In a new note sent to investors and seen by MacRumors, noted Apple analyst Ming-Chi Kuo has predicted that Apple is developing six different products that will use mini-LED displays.
This is Kuo’s forte; digging up inside info from Apple’s supply chain about the parts they’re working on for upcoming products. Naturally, this doesn’t mean the information is guaranteed to be accurate, and even if it is, plans often change.
The six products are said to be releasing in 2020 and 2021, and include the following:
- 12.9-inch iPad Pro
- 10.2-inch iPad
- 7.9-inch iPad mini
- 27-inch iMac Pro
- 14.1-inch MacBook Pro
- 16-inch MacBook Pro
In other words, it looks like Apple is moving its MacBook Pro, iMac Pro, and iPad line over to mini-LEDs, and it’s just a matter of when each of these products will launch.

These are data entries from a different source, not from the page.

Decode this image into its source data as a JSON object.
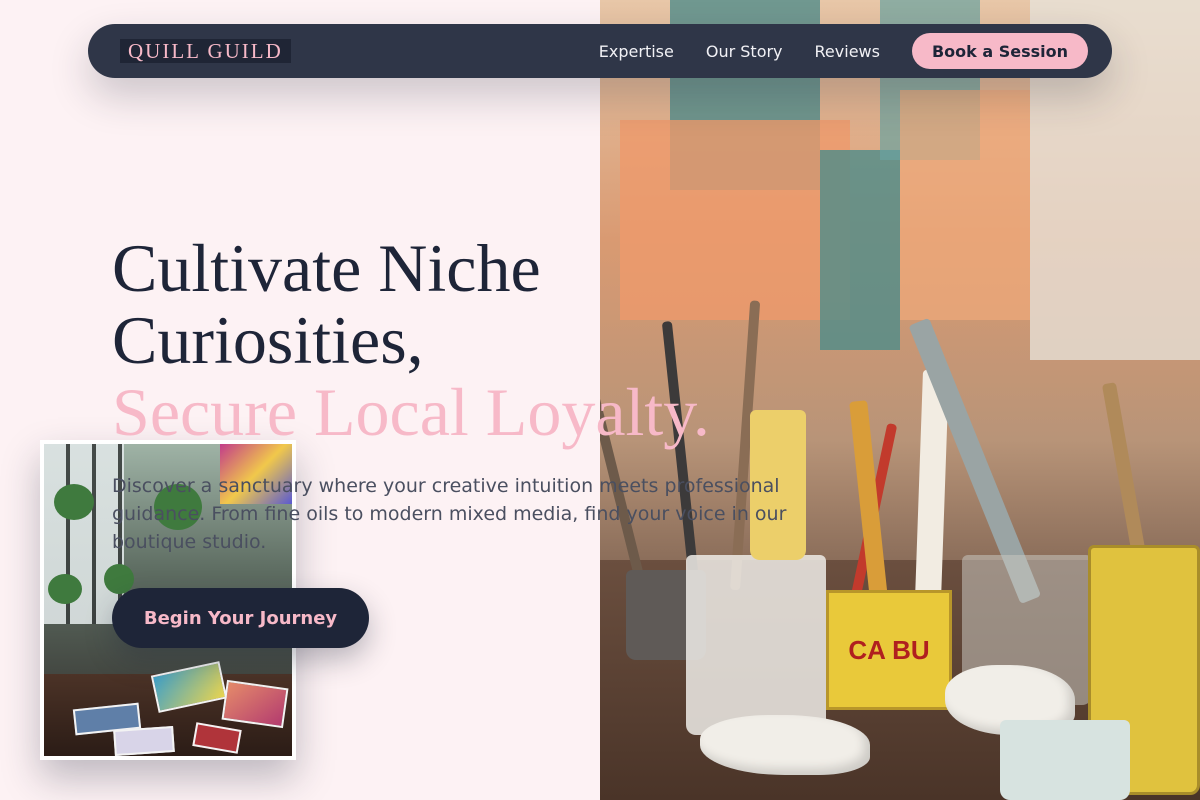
{
  "nav": {
    "logo": "QUILL GUILD",
    "links": [
      {
        "label": "Expertise"
      },
      {
        "label": "Our Story"
      },
      {
        "label": "Reviews"
      }
    ],
    "cta_label": "Book a Session"
  },
  "hero": {
    "title_line1": "Cultivate Niche",
    "title_line2": "Curiosities,",
    "title_accent": "Secure Local Loyalty.",
    "description": "Discover a sanctuary where your creative intuition meets professional guidance. From fine oils to modern mixed media, find your voice in our boutique studio.",
    "cta_label": "Begin Your Journey"
  },
  "photo": {
    "can_label": "CA BU"
  },
  "colors": {
    "background": "#fdf2f4",
    "navy": "#1e2538",
    "nav_bg": "#2f3648",
    "accent_pink": "#f7b9c8",
    "body_text": "#4a4f60"
  }
}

Kuo specifically mentions the 14.1-inch MacBook Pro as an upgrade from the 13.3-inch model of today. Just as the new 16-inch MacBook Pro has smaller bezels around the display to fit into a body about the size of the old 15-inch MacBook Pro, we expect this 14.1-inch model to do the same for the 13.3-inch MacBook Pro. The 16-inch MacBook Pro and iMac Pro are expected to be upgrades to the current models, and could ship late this year.
What is mini-LED?
Mini-LED is the latest development in backlighting technology for high-end consumer displays. A mini-LED display is still an LCD, and very much like a LED-backlit television with “full array local dimming.” Except instead of a couple hundred small LEDs, you have thousands of them. This allows the manufacturer to control the backlight to a finer degree, and produces better contrast. It’s available in some TCL TVs right now, and may come to other brands over time.

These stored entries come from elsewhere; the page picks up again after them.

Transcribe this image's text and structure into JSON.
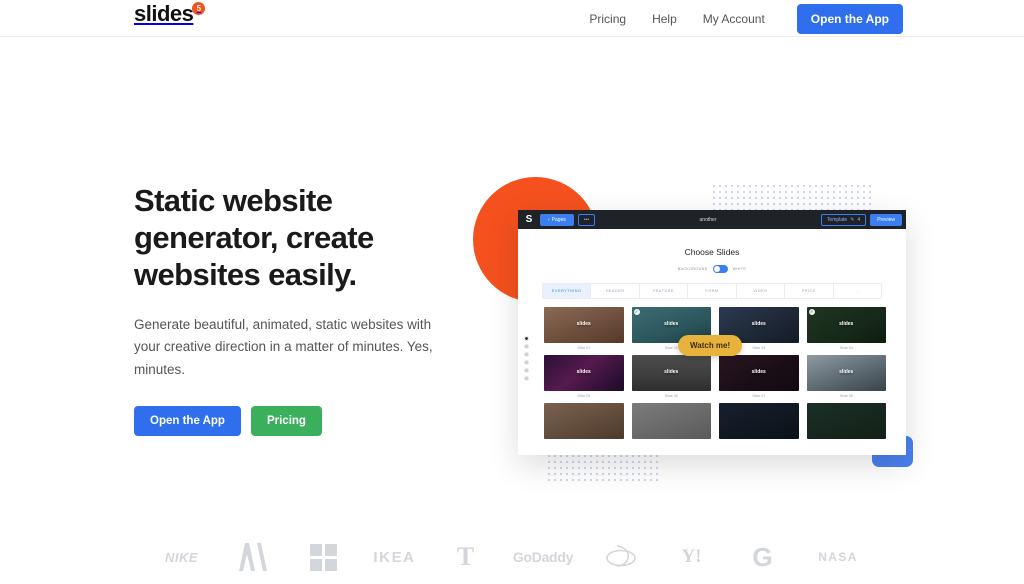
{
  "header": {
    "logo": {
      "text": "slides",
      "badge": "5",
      "badge_color": "#f4511e"
    },
    "nav": [
      {
        "label": "Pricing",
        "name": "nav-link-pricing"
      },
      {
        "label": "Help",
        "name": "nav-link-help"
      },
      {
        "label": "My Account",
        "name": "nav-link-my-account"
      }
    ],
    "cta": {
      "label": "Open the App",
      "color": "#2f6fed"
    }
  },
  "hero": {
    "headline": "Static website generator, create websites easily.",
    "subhead": "Generate beautiful, animated, static websites with your creative direction in a matter of minutes. Yes, minutes.",
    "buttons": [
      {
        "label": "Open the App",
        "color": "#2f6fed"
      },
      {
        "label": "Pricing",
        "color": "#3aaf5c"
      }
    ],
    "decorations": {
      "circle_color": "#f4511e",
      "dot_color": "#b9c6e8",
      "square_color": "#4a80ef"
    }
  },
  "mockup": {
    "toolbar": {
      "logo": "S",
      "pages_label": "Pages",
      "back_chevron": "‹",
      "more_label": "•••",
      "title": "another",
      "template_label": "Template",
      "template_count": "4",
      "pencil_icon": "✎",
      "preview_label": "Preview"
    },
    "heading": "Choose Slides",
    "toggle": {
      "left_label": "BACKGROUND",
      "right_label": "WHITE",
      "on": true
    },
    "tabs": [
      {
        "label": "EVERYTHING",
        "active": true
      },
      {
        "label": "HEADER",
        "active": false
      },
      {
        "label": "FEATURE",
        "active": false
      },
      {
        "label": "FORM",
        "active": false
      },
      {
        "label": "VIDEO",
        "active": false
      },
      {
        "label": "PRICE",
        "active": false
      },
      {
        "label": "…",
        "active": false
      }
    ],
    "slides": [
      {
        "caption": "Slide 01",
        "logo": "slides",
        "checked": false,
        "bg": "linear-gradient(160deg,#8a6b55,#6e4f3c 55%,#54392a)"
      },
      {
        "caption": "Slide 02",
        "logo": "slides",
        "checked": true,
        "bg": "linear-gradient(160deg,#3c6d72,#2a565c 60%,#1d3c44)"
      },
      {
        "caption": "Slide 03",
        "logo": "slides",
        "checked": false,
        "bg": "linear-gradient(150deg,#2c3a51,#1d2736 60%,#141b27)"
      },
      {
        "caption": "Slide 04",
        "logo": "slides",
        "checked": true,
        "bg": "linear-gradient(150deg,#20351f,#16291a 60%,#0e1b10)"
      },
      {
        "caption": "Slide 05",
        "logo": "slides",
        "checked": false,
        "bg": "linear-gradient(140deg,#2a1036,#561a4e 45%,#1a0b25)"
      },
      {
        "caption": "Slide 06",
        "logo": "slides",
        "checked": false,
        "bg": "linear-gradient(180deg,#4c4c4c,#3d3d3d 60%,#2e2e2e)"
      },
      {
        "caption": "Slide 07",
        "logo": "slides",
        "checked": false,
        "bg": "linear-gradient(150deg,#2a1620,#1a0e16 55%,#120a10)"
      },
      {
        "caption": "Slide 08",
        "logo": "slides",
        "checked": false,
        "bg": "linear-gradient(160deg,#8f9aa1,#5d6a72 55%,#39434a)"
      },
      {
        "caption": "",
        "logo": "",
        "checked": false,
        "bg": "linear-gradient(160deg,#7a6250,#4d3a2c)"
      },
      {
        "caption": "",
        "logo": "",
        "checked": false,
        "bg": "linear-gradient(160deg,#7c7c7c,#5a5a5a)"
      },
      {
        "caption": "",
        "logo": "",
        "checked": false,
        "bg": "linear-gradient(160deg,#16202e,#0b1118)"
      },
      {
        "caption": "",
        "logo": "",
        "checked": false,
        "bg": "linear-gradient(160deg,#1a3026,#132018)"
      }
    ],
    "rail_dots": 6,
    "tooltip": {
      "label": "Watch me!",
      "color": "#e8b33c"
    }
  },
  "logo_strip": {
    "brands": [
      {
        "name": "nike",
        "label": "NIKE"
      },
      {
        "name": "adobe",
        "label": "A"
      },
      {
        "name": "microsoft",
        "label": ""
      },
      {
        "name": "ikea",
        "label": "IKEA"
      },
      {
        "name": "tmobile",
        "label": "T"
      },
      {
        "name": "godaddy",
        "label": "GoDaddy"
      },
      {
        "name": "disney",
        "label": "D"
      },
      {
        "name": "yahoo",
        "label": "Y!"
      },
      {
        "name": "google",
        "label": "G"
      },
      {
        "name": "nasa",
        "label": "NASA"
      }
    ]
  }
}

Apple’s new Pro Display XDR falls somewhere between a traditional LED backlight array and mini-LEDs. It uses 576 LEDs in its backlight array, several times that of traditional LED arrays for a display of its size, but still many times fewer than mini-LEDs.

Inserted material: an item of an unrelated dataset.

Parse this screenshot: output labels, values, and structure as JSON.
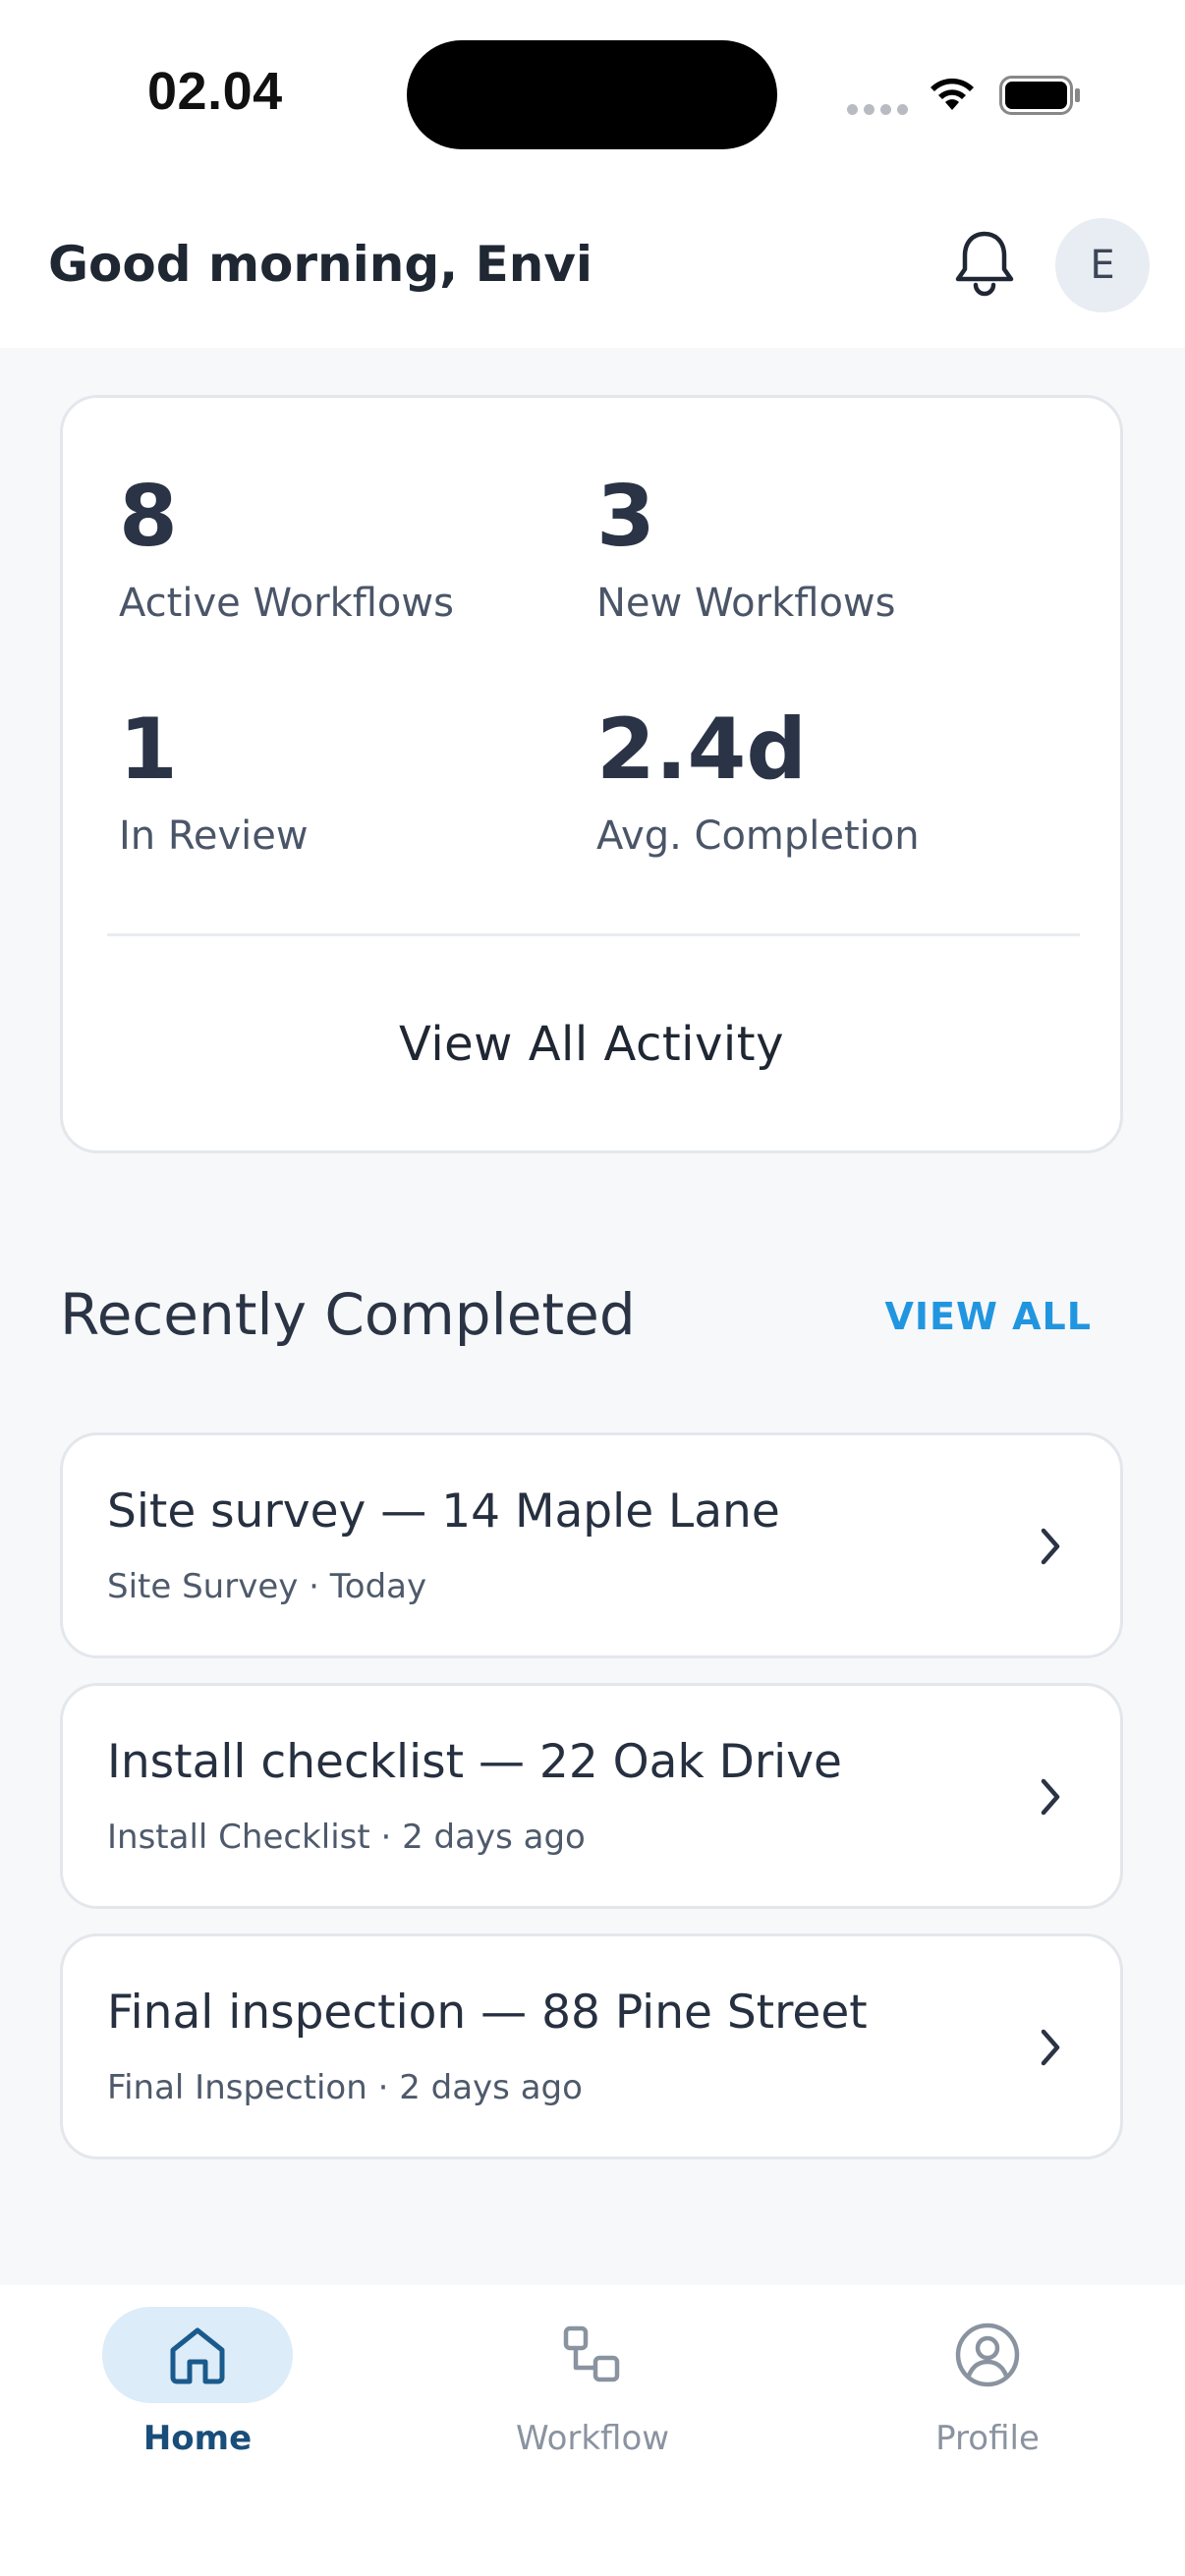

Note that mini-LEDs are not micro-LEDs. Micro-LEDs are not just backlights for an LCD, but are super-tiny self-emissive sub-pixels (much like OLED displays) that don’t require a bunch of filters and polarizers and TFTs. They are dramatically thinner and more power-efficient than traditional displays, with incredibly fast switching speeds and wide color gamuts. They are also incredibly expensive—we may see micro-LED in something small like the Apple Watch soon, but it is probably a long way from appearing in a MacBook or iMac.